Reports of errant raids, bombs, and violence in general are routinely swept under the rug by the Pentagon to manage perception of the precision of our killer elite.  The messy truth of war for at least the last half century always tends to come out in leaks that the elite’s plumbers (literally the name of Richard Nixon’s White House fixers) could not plug.  So we have the leaks of the Pentagon Papers which exposed the government’s systematic lying about Vietnam, the leaks of the Abu Gharib pictures, the Wikileaks of Apache helicopters wiping out Reuters journalists, the Snowden leaks about the NSA’s dragnet surveillance, and the leaks about the “friendly fire” that killed former football hero Pat Tillman.  Yet we persist in a convenient fable of victory culture – the drone strikes kill only precisely who it means to.  No errant bombs here, everything is under control – just gotta to call in the Wolf to dispose of the these snitches’ bodies.

 

(Fun fact –  US drone strikes have killed 4,000 civilians so far this year.  The military publicly confirms only 20 percent of their missions. 

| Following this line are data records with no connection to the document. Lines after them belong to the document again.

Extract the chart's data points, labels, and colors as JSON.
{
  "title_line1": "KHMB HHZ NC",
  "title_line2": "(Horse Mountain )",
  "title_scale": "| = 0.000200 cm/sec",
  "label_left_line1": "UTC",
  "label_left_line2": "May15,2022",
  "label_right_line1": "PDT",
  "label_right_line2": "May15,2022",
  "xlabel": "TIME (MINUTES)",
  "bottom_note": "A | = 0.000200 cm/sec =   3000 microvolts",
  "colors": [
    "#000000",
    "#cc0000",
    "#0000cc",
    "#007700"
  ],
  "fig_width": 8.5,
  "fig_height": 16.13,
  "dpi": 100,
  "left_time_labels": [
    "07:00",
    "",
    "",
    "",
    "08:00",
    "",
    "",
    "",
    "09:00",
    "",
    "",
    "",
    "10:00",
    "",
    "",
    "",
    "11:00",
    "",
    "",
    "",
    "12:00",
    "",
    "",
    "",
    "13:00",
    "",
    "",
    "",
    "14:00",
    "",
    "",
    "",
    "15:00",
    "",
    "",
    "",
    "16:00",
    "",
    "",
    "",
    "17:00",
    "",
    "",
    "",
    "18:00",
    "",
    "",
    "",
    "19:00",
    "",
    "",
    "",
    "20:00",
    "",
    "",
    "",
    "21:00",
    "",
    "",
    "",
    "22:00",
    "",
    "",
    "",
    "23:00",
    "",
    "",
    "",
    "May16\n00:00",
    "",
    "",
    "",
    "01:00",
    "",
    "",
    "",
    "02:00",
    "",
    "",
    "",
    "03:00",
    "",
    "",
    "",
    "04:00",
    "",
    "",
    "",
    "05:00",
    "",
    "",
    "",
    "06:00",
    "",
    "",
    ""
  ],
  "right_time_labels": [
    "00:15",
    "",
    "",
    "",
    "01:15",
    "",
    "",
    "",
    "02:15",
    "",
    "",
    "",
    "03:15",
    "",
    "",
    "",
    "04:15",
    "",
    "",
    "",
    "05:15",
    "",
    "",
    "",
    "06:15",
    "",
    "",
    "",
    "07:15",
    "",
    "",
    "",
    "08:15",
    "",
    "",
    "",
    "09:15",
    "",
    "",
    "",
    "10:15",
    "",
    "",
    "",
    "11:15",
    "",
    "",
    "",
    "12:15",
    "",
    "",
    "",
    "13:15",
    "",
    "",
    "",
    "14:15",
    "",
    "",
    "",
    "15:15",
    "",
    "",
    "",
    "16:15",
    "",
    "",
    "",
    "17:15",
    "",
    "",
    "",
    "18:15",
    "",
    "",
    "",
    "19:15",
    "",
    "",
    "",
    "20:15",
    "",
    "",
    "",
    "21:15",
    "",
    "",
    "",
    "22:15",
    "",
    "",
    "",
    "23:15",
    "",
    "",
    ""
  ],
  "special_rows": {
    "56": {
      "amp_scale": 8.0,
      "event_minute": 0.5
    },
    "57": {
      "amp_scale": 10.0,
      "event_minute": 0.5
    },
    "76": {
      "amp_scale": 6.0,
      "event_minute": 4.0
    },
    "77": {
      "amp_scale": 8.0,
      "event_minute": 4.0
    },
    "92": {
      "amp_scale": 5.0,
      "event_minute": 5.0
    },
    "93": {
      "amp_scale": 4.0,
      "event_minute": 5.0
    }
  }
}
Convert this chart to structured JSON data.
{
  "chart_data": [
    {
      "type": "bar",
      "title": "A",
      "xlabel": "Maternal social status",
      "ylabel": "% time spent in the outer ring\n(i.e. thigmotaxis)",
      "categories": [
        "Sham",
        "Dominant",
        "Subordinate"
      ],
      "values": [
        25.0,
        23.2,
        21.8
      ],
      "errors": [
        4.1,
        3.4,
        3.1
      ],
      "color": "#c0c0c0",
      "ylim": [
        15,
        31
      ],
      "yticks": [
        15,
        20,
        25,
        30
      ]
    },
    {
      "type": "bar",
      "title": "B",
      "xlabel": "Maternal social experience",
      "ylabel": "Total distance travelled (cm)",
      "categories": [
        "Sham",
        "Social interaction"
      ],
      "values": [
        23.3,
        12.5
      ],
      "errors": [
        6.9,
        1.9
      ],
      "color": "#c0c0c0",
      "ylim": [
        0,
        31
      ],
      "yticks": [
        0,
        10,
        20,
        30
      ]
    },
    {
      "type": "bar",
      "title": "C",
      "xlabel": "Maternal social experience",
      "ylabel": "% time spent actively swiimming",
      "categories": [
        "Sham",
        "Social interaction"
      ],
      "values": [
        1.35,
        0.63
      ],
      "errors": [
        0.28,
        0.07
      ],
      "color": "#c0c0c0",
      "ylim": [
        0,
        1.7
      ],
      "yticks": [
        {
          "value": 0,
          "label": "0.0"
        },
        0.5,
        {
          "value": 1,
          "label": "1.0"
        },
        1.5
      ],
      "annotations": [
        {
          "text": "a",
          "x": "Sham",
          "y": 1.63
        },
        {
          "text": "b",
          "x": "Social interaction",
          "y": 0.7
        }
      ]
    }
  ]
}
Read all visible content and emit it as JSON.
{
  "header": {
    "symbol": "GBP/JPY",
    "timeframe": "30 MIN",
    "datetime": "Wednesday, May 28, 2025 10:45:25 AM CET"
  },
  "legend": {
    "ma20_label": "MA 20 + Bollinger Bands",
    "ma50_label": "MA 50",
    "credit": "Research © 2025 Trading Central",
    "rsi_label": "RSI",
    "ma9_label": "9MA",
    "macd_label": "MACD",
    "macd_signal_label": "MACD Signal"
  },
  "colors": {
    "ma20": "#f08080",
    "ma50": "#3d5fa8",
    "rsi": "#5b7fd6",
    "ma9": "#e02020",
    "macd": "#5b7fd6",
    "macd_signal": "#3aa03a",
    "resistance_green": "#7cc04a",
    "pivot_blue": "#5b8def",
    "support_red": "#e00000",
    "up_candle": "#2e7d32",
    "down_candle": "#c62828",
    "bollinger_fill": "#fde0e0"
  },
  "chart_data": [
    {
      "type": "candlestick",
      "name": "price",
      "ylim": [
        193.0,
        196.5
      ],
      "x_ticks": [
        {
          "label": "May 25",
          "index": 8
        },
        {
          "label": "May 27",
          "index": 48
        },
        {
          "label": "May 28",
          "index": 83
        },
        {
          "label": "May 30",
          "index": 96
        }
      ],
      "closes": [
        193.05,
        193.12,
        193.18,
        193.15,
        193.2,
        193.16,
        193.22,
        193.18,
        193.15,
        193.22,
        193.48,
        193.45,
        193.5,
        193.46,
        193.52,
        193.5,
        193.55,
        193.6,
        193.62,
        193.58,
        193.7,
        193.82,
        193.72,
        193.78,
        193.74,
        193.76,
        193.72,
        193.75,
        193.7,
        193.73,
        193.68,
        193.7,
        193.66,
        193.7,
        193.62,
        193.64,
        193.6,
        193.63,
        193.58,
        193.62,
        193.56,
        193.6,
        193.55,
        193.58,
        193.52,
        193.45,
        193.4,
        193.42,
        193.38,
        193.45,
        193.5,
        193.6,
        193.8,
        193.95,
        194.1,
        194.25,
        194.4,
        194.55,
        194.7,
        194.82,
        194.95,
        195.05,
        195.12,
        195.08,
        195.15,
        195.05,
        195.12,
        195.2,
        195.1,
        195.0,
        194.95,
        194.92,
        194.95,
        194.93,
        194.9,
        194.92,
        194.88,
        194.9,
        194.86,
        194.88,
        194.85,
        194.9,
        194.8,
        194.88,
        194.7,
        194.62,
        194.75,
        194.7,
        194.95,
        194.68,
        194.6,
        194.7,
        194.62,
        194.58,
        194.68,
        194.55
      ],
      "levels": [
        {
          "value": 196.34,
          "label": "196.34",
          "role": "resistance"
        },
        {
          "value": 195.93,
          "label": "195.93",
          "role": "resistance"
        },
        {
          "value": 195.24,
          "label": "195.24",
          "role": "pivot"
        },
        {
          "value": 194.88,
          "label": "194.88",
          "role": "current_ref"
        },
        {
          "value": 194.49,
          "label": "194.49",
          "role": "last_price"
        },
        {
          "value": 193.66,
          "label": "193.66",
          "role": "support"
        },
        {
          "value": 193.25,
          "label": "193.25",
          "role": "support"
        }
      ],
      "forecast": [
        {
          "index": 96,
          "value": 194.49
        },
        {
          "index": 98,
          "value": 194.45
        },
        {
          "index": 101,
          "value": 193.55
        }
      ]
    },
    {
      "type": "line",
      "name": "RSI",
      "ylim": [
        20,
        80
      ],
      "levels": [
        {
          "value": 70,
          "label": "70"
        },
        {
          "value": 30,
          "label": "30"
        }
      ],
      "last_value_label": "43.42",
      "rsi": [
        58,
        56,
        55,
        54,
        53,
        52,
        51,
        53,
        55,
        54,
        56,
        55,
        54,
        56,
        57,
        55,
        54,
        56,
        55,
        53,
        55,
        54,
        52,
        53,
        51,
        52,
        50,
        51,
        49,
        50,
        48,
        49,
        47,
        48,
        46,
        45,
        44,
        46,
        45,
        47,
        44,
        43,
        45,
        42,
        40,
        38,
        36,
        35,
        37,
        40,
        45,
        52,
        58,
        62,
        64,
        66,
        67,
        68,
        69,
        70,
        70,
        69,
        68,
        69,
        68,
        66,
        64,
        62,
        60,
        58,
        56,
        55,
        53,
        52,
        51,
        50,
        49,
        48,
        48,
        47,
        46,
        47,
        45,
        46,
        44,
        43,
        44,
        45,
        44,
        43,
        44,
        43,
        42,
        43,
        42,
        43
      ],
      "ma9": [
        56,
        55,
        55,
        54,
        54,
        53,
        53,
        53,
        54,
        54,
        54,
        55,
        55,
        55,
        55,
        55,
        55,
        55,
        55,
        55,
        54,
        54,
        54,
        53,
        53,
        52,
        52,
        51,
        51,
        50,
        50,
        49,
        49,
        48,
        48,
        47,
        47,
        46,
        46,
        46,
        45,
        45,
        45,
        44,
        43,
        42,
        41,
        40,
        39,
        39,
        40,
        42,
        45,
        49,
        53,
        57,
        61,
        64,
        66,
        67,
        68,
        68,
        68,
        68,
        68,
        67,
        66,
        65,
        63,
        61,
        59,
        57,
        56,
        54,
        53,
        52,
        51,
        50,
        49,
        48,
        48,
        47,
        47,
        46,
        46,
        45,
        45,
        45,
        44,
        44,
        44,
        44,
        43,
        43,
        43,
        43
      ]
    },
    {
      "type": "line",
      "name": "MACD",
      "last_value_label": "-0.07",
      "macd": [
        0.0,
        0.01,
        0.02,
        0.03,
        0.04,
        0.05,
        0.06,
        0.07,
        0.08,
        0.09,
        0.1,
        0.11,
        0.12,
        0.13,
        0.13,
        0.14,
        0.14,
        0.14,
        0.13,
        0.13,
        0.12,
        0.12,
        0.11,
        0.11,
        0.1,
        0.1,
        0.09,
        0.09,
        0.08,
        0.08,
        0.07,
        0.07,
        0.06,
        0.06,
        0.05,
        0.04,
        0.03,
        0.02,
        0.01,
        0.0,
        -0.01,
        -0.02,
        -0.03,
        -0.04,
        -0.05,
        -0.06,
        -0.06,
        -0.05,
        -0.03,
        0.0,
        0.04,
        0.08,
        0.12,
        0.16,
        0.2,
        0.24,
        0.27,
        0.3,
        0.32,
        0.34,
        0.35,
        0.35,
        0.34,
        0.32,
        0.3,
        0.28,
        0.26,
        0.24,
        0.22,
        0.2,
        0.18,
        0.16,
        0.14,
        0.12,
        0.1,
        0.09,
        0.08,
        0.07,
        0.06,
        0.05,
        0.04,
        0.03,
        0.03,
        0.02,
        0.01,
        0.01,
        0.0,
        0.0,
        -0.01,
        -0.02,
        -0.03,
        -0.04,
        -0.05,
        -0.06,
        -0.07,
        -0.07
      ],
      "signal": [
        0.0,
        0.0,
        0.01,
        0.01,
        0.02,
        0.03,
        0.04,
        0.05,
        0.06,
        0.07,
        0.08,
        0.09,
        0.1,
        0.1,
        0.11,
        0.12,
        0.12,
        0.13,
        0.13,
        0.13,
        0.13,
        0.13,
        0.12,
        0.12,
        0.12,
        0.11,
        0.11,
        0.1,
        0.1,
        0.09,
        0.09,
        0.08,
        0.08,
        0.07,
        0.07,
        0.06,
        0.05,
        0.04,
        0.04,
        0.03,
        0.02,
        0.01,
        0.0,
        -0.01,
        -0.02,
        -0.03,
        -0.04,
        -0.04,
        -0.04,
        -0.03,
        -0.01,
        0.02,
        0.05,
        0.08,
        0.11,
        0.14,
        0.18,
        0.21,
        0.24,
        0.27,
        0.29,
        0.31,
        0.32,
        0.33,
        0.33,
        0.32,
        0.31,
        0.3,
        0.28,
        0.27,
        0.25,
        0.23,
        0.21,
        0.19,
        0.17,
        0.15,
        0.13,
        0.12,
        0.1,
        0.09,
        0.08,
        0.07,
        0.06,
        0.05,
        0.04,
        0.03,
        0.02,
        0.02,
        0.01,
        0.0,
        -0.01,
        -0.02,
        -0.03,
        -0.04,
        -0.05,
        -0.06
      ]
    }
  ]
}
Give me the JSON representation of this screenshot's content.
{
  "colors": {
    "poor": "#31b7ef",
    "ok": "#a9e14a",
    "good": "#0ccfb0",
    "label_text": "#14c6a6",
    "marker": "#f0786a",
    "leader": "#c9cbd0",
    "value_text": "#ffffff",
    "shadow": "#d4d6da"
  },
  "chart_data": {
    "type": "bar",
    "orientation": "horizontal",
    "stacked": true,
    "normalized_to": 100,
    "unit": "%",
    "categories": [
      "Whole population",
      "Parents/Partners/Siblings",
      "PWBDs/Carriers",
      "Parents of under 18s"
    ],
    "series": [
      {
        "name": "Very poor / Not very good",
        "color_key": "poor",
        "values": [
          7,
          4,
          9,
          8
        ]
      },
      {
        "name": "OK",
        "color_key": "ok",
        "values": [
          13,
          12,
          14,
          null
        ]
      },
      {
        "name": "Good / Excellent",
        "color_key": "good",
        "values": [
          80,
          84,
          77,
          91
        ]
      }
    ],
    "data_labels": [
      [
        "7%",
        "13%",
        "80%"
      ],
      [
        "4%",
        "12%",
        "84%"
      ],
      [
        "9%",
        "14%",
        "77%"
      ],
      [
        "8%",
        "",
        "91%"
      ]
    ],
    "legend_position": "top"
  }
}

Another fun fact – gun owners are more than 80 percent more likely to harm themselves with their gun than someone else. 

Yet another fun fact – gun owners are 4.5 times more likely to get shot than non-owners.

More fun stats on guns here.)

 

John Wick: Chapter Two ends with Wick once again on the run.  Phones are blowing up all around, putting out an all points bulletin, a bounty on Wick.   And in the Wick world there are a surprising number of assassins hiding their deadly skills in plain sight – the busboy at the local coffee shop, the bum on the park bench, the tailor – but they are all in disguise, any one of them could secretly be a Baba Yaga getting a remote order to knock off someone on the billionaire’s kill list!  Everyone, if they have the Continental app installed on their iPhone, can become a freelance elite killer, implicating everyone in the ethos of the killer elite’s clean carnage.